Rather than trying to compete on the flashiest benefits, Thomas keeps the foundational offerings solid and sustainable. Cart.com offers the familiar employer‑sponsored coverage (medical, dental, vision, life, disability, and tax‑advantaged accounts) alongside 401(k) with company match, equity, generous PTO, paid parental leave, and mental health resources.
The company also maintains a remote‑friendly culture and flexible work arrangements for many roles, while ensuring warehouse teams have access to paid time off, holidays, and leave programs that acknowledge the physical demands of their jobs.
A core initiative under Thomas is making “hidden” benefits visible and usable. She has spearheaded monthly educational campaigns to show employees how to access virtual care, mental health resources, and plan features they may not realize exist. This practice brings practical value to both remote and warehouse staff.
Thomas also leverages wellness funds for impactful and memorable benefits, such as sponsoring SNOO Smart Sleepers from Happiest Baby for new and adoptive parents, and piloting employer-sponsored medical-grade insoles via Hike for warehouse staff, both programs that feel premium but are targeted to employee needs and job realities.

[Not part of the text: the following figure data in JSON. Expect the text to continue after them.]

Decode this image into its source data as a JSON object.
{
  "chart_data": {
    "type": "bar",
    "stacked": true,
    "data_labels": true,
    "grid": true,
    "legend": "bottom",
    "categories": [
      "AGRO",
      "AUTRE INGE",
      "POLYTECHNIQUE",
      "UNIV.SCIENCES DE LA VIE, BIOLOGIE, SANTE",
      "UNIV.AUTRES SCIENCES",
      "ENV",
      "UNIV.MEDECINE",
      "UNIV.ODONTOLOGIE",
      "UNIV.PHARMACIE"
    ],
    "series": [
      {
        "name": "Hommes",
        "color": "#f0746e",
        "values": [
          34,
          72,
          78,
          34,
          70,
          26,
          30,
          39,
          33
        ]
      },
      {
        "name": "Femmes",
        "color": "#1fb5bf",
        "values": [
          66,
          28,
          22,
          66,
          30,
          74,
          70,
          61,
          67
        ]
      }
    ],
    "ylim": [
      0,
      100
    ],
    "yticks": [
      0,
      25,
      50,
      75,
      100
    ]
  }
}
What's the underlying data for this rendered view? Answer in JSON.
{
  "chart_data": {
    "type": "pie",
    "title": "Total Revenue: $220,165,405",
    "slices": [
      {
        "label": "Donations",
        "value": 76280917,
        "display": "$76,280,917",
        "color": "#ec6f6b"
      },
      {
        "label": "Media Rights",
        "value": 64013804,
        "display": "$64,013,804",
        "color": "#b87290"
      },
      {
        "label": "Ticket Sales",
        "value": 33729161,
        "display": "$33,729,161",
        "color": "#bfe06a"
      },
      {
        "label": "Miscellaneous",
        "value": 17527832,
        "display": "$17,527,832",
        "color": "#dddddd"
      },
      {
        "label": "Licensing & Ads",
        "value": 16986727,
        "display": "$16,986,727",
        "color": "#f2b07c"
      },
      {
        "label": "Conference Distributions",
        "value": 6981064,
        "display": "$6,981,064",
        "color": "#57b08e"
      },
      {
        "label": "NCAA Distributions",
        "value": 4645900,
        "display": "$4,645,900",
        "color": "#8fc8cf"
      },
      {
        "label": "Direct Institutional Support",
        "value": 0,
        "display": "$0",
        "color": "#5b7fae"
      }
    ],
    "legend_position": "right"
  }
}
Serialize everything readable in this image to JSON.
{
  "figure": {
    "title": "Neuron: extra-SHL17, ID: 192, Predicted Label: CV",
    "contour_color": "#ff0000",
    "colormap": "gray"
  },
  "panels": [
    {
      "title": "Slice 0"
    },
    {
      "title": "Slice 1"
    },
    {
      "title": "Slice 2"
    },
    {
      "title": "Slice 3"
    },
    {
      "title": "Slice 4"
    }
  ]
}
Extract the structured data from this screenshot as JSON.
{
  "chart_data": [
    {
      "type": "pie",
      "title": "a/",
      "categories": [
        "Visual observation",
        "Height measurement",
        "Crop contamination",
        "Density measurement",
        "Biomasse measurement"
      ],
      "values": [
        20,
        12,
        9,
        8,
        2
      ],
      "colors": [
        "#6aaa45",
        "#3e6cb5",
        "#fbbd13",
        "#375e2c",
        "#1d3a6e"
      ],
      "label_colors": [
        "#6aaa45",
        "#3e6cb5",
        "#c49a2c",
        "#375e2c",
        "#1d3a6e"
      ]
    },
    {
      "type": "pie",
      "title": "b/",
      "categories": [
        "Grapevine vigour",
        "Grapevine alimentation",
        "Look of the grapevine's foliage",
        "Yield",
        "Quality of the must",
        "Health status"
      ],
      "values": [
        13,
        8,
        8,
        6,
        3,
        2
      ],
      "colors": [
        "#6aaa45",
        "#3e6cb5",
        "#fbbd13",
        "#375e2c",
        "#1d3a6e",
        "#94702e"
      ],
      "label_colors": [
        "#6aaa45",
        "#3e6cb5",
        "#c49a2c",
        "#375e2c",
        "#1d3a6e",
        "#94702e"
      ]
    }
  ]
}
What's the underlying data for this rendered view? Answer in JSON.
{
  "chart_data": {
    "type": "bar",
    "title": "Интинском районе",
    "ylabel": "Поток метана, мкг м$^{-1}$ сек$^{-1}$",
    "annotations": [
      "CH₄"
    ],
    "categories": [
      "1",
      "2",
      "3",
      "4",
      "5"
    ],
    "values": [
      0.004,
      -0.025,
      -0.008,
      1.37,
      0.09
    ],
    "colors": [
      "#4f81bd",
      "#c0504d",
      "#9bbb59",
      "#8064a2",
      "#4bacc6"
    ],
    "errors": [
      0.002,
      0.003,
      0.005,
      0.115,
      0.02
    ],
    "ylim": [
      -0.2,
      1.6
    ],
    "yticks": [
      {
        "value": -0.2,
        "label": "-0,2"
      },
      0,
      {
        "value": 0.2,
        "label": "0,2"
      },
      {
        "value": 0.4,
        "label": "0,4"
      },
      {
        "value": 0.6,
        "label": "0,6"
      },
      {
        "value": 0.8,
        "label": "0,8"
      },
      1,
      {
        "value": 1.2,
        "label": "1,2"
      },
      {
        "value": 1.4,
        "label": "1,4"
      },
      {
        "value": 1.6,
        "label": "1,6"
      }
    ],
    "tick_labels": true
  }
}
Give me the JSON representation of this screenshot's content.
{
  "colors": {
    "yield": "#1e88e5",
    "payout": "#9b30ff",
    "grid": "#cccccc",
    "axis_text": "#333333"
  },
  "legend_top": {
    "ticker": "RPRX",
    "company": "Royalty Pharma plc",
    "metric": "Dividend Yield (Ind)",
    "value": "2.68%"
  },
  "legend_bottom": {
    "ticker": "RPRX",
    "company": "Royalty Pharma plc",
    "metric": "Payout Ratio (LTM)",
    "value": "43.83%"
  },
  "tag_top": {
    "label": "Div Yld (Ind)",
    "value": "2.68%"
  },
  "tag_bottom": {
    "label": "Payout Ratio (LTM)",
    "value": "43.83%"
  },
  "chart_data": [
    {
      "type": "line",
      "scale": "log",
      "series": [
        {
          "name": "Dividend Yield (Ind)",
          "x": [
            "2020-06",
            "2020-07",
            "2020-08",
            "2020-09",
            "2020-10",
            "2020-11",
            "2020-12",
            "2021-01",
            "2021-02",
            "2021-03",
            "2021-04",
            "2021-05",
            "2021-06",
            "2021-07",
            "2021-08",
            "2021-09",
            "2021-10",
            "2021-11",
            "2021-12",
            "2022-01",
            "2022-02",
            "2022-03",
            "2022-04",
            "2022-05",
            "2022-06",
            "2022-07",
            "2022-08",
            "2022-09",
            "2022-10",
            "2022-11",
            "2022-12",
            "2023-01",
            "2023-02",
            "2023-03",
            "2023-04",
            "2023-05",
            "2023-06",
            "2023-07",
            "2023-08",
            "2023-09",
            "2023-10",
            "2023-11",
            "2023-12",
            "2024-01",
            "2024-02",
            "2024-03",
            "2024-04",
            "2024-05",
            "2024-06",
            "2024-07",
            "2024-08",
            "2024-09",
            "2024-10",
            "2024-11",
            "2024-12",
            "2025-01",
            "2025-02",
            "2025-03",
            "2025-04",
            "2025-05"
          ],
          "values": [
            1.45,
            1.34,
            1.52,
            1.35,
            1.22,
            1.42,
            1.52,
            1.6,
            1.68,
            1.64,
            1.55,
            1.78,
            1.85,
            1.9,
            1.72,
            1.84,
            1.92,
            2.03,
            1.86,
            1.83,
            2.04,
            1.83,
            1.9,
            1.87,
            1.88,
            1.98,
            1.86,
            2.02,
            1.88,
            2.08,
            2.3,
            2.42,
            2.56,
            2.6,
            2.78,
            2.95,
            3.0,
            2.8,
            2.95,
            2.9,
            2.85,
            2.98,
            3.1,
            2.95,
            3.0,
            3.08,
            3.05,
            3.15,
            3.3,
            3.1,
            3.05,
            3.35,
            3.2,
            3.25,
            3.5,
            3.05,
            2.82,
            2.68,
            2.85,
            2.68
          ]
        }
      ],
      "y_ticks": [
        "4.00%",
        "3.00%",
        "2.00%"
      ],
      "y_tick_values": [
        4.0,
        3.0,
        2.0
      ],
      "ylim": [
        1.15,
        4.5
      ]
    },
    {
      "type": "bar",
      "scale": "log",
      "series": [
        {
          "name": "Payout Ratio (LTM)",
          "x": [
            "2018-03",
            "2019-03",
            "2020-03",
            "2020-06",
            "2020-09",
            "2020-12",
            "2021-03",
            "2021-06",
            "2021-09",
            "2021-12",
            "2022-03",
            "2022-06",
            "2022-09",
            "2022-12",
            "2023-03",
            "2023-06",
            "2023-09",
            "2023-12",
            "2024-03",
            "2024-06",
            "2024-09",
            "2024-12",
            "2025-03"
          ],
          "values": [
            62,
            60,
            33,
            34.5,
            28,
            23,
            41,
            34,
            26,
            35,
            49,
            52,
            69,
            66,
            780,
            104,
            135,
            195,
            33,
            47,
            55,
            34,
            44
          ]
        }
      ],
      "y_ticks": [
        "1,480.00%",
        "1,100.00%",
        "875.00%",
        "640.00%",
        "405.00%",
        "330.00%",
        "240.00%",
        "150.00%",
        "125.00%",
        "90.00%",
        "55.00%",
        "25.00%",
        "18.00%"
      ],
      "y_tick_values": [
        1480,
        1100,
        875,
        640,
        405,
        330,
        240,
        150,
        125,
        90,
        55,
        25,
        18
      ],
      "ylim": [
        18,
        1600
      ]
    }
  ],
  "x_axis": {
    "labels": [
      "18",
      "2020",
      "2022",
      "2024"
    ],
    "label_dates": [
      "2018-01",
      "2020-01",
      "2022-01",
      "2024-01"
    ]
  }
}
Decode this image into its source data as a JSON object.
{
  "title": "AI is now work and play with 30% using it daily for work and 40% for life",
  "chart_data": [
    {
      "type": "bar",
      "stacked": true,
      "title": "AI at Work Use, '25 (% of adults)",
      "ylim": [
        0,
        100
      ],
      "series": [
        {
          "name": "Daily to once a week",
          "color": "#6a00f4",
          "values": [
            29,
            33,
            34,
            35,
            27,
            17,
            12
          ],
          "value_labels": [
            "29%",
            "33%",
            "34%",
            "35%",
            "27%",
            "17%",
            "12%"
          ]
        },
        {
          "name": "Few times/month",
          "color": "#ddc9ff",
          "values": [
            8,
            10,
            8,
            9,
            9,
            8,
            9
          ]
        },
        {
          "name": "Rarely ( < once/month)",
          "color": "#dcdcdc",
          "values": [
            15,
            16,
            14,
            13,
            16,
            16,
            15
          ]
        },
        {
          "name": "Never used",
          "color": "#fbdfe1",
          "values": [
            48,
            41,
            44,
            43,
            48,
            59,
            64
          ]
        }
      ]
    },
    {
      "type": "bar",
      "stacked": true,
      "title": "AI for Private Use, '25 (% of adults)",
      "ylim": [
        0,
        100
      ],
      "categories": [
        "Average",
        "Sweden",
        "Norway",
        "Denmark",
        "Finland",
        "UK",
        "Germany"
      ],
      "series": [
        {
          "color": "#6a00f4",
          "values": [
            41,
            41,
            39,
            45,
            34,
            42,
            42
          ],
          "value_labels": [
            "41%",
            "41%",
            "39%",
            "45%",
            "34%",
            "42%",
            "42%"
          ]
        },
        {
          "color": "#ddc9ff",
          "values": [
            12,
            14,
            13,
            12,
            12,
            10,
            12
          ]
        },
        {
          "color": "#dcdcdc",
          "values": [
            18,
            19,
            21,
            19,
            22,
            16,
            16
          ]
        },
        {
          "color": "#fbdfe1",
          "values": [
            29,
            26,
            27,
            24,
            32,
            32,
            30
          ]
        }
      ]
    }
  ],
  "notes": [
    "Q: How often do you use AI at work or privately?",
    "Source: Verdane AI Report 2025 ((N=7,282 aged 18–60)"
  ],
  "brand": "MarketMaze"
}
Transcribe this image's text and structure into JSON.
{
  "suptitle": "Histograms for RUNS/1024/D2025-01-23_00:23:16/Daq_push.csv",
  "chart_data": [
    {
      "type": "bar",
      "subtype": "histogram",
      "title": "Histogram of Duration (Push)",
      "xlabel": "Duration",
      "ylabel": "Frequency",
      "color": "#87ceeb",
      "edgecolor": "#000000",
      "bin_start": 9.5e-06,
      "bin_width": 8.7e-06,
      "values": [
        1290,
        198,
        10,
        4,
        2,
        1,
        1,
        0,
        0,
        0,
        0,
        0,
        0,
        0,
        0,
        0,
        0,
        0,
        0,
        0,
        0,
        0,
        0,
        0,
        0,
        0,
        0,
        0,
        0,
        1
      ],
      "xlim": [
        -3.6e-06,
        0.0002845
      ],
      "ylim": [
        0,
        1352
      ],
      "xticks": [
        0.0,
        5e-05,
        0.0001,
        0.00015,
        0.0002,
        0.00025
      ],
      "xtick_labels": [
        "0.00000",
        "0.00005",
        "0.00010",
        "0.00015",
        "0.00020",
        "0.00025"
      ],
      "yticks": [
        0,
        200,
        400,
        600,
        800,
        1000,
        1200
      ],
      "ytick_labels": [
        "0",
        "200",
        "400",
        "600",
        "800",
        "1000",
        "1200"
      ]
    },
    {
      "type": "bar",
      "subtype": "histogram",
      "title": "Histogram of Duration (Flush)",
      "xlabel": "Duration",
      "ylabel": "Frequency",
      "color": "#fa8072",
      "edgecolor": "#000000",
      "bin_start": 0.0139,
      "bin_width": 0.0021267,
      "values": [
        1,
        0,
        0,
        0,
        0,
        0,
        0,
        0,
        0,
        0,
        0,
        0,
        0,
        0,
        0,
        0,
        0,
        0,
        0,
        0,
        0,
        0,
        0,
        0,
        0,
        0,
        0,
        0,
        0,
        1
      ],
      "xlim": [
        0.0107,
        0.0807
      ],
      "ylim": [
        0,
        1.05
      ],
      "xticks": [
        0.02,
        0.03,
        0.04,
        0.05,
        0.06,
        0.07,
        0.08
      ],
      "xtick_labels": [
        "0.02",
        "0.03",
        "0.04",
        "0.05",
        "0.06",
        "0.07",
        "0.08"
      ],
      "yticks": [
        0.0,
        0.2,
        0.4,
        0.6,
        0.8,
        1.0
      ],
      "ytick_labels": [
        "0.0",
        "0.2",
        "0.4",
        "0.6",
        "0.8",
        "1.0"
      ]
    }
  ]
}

Cart.com invests in Sparrow’s hands-on leave administration so employees navigating disability, medical leave, or bereavement have expert help, addressing not just paperwork but also timely access to pay and benefits. This is particularly important for frontline workers, who may be less familiar with leave processes but can be disproportionately affected by benefits delays or confusion.
“If you don’t understand the business you’re serving, you can’t be the best at serving it. Our people have different needs in different locations, and we need to acknowledge that.”
Hannah Thomas
The leader’s commitment to transparency and collaboration, especially with Cart.com’s finance leaders, has paid off. By partnering with her team to track data from claims, engagement surveys, and exit interviews, Thomas demonstrated that benefit costs and perceived value were core retention and satisfaction issues. This allowed the company to secure lower medical premiums for 2026 and shift cost share in favor of employees, winning positive feedback from both workers and finance stakeholders.
Thomas is also active in the larger HR and benefits community, sharing insights and learning through groups such as HR Advisory and ensuring external ideas inform internal practices. Her transparency and candor are more important than ever at a time when benefit spends are so high, and HR teams are continually challenged to do more with less.
There is something demonstrably genuine about Thomas. Maybe that’s her hospitality background. She knows how hard employees work. And she’s determined to provide data-driven solutions that support a diverse workforce.